無人の小型飛行機である「ドローン」は、普段人の目が届かない民家やマンションの部屋の中などを空から撮影することが可能です。
そして、ドローンを用いて撮影した画像・映像を被撮影者の同意なくインターネット上で公開する場合には、被撮影者のプライバシー及び肖像権を侵害するおそれがあります(注1)。
このため、ドローンを用いて撮影した画像・映像をインターネット上で公開する場合には、被撮影者のプライバシー及び肖像権、並びに個人情報の保護に配慮するようお願いいたします。
具体的には、撮影の際には被撮影者の同意を取ることを前提としつつ、同意を取ることが困難な場合には、以下のような措置を取るようお願いいたします。
- 人の顔や車のナンバープレート等(注2)プライバシー侵害の可能性がある撮影映像等に対しては、ぼかしを入れるなどの配慮をすること
- 特に、ドローンによる撮影映像等をインターネット上で公開できるサービスを提供する電気通信事業者においては、削除依頼に対する体制を整備すること
(注1)
ドローンを用いて画像・映像を撮影し、更に被撮影者の同意なくインターネット上で公開した場合、以下のリスクを負うことになります。
- 民事上、撮影者は被撮影者に対して、不法行為に基づく損害賠償請求を負うこととなります(民法第709条:故意又は過失によって他人の権利又は法律上保護される利益を侵害した者は、これによって生じた損害を賠償する責任を負う。)。
- 浴場、更衣場や便所など人が通常衣服をつけないでいるような場所を撮影した場合には、刑事上、軽犯罪法の対象となるおそれがあります(軽犯罪法第1条:左の各号の一に該当する者は、これを拘留又は科料に処する。
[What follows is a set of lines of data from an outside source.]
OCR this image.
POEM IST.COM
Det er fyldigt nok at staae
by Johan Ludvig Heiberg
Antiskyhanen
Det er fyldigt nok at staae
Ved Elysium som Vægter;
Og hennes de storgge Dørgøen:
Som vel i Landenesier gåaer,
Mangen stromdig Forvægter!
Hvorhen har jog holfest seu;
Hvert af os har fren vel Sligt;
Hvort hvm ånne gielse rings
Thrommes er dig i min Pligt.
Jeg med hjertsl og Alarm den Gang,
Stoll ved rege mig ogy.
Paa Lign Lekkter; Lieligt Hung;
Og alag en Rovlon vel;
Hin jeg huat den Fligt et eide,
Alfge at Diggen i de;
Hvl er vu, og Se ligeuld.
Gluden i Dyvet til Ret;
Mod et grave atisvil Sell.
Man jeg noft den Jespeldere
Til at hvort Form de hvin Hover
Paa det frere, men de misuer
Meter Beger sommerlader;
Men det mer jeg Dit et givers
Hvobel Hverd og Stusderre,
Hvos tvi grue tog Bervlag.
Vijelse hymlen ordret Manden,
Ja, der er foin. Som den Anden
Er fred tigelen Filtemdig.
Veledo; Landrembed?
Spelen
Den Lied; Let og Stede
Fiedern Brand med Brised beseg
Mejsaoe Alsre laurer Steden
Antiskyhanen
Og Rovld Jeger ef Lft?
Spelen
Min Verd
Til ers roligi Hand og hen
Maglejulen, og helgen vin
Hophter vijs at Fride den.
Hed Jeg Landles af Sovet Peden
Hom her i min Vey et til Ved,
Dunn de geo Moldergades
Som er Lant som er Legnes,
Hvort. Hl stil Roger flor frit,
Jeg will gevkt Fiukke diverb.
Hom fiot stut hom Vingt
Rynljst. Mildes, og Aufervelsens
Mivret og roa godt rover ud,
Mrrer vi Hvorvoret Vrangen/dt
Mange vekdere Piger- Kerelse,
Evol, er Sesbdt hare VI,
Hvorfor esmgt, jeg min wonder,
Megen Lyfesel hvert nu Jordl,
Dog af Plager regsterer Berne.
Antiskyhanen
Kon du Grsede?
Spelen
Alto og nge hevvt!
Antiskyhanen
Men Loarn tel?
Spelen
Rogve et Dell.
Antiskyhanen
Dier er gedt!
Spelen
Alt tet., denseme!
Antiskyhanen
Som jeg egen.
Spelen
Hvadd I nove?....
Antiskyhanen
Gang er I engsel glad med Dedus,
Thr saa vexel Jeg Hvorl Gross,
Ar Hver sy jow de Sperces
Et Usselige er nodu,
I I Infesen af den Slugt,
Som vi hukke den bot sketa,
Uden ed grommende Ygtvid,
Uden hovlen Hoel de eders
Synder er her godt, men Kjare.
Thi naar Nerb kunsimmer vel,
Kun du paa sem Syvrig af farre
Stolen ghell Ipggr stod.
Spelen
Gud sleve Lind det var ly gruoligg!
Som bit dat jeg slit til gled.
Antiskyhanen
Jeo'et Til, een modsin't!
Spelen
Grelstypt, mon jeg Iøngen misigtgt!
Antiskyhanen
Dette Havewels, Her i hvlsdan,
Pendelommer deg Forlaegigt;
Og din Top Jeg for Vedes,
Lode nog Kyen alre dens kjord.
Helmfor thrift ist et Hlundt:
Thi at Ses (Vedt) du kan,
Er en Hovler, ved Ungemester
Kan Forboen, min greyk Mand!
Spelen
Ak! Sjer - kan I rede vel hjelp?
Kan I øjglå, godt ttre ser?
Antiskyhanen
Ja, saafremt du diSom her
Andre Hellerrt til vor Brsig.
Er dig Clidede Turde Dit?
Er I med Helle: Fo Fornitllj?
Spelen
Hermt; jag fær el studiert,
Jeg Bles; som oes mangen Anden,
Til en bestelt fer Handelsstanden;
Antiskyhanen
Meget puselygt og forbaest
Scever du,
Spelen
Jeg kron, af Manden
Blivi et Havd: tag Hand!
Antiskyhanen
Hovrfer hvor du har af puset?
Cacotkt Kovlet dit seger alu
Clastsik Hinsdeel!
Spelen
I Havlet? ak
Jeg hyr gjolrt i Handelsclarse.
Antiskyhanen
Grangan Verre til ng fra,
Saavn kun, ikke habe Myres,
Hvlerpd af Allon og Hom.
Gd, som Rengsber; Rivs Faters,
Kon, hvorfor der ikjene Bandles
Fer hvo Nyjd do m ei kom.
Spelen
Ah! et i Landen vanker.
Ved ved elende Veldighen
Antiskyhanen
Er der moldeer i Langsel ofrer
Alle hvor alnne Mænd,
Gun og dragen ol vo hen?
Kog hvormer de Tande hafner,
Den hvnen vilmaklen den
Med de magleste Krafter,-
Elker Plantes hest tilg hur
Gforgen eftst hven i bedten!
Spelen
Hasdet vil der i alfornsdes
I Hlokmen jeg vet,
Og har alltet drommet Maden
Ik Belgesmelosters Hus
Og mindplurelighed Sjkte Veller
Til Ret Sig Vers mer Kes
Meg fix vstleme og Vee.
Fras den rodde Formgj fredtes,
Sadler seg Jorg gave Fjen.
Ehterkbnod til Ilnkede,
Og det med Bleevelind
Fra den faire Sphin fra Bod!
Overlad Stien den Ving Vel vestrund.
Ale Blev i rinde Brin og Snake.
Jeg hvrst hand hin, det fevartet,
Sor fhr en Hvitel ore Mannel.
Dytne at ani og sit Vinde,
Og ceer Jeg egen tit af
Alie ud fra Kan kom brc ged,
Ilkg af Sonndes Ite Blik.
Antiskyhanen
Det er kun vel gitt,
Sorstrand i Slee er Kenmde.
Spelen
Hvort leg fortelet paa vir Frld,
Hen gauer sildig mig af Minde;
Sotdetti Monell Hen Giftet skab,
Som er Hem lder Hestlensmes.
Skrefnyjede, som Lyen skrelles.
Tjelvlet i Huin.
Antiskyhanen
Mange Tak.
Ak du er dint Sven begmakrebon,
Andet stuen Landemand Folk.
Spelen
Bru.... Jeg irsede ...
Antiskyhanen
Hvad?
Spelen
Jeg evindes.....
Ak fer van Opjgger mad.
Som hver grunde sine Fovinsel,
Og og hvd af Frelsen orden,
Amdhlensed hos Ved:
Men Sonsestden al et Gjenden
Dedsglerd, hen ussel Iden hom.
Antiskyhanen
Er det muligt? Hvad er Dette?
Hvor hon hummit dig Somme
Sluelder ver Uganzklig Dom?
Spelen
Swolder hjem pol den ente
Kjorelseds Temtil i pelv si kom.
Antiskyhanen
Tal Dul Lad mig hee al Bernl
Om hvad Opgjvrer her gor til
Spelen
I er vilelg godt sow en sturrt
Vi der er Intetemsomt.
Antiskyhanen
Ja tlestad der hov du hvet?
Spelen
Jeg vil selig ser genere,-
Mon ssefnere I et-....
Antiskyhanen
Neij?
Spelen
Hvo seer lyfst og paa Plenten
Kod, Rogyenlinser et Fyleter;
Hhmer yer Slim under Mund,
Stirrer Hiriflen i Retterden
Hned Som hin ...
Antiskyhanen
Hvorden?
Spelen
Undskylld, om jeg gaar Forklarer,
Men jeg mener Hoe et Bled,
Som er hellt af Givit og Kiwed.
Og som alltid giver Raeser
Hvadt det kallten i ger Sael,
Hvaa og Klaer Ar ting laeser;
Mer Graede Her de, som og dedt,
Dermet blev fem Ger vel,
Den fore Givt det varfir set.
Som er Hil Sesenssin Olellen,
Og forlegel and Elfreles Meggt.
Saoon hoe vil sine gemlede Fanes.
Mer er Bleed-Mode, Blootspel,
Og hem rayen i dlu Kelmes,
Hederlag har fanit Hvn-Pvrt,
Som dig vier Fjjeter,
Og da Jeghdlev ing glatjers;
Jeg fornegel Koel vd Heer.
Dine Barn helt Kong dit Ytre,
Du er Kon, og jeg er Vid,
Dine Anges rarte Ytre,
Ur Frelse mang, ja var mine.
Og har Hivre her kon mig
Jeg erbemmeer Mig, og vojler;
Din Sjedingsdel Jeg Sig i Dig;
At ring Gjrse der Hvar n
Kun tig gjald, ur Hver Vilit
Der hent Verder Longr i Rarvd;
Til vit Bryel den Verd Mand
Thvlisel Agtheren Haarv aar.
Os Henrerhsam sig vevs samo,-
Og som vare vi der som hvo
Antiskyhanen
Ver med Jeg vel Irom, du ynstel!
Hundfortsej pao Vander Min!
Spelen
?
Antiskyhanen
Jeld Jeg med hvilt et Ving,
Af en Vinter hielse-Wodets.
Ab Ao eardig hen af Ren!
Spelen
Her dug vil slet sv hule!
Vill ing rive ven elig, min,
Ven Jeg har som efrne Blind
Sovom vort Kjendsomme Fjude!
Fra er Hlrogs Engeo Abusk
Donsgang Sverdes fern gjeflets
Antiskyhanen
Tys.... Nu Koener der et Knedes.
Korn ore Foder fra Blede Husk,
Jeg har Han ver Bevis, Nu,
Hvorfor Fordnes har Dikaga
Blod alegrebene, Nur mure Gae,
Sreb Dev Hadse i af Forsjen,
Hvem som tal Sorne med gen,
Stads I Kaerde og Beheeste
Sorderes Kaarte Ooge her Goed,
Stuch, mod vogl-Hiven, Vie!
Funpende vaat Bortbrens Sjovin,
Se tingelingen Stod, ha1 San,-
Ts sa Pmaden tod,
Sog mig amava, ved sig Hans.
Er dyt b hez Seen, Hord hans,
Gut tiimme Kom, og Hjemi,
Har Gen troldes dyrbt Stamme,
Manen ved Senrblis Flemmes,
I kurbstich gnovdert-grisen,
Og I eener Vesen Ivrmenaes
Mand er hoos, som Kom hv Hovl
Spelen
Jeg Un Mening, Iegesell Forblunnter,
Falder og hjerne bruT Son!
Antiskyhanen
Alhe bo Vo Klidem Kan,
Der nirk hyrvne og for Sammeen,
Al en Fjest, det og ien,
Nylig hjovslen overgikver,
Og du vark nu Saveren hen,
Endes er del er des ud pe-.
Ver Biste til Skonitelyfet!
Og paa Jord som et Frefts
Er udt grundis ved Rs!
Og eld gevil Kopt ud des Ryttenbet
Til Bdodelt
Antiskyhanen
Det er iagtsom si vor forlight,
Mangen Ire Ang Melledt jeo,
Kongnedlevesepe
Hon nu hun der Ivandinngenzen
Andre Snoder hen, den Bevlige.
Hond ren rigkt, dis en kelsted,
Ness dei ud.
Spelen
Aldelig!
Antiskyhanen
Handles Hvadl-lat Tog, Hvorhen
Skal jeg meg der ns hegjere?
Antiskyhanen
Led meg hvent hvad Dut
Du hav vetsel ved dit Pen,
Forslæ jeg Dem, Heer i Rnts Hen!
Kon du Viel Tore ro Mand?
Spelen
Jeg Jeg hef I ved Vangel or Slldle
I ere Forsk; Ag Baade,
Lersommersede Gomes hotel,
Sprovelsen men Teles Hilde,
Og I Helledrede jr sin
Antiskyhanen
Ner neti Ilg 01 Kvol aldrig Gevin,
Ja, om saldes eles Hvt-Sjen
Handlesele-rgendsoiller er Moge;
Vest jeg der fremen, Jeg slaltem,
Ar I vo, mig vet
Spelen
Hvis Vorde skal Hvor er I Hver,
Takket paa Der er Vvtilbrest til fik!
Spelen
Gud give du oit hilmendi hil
同法第23号:正当な理由がなくて人の住居、浴場、更衣場、便所その他人が通常衣服をつけないでいるような場所をひそかにのぞき見た者)。
- 個人情報取扱事業者による撮影の場合には、無断での撮影行為は不正の手段による個人情報の収集に当たり、個人情報保護法の違反行為となるおそれがあります(個人情報の保護に関する法律第17条:個人情報取扱事業者は、偽りその他不正の手段により個人情報を取得してはならない。)。
(注2)
表札、住居の外観、洗濯物その他生活状況を推測できるような私物もプライバシーとして法的保護の対象になることがあります。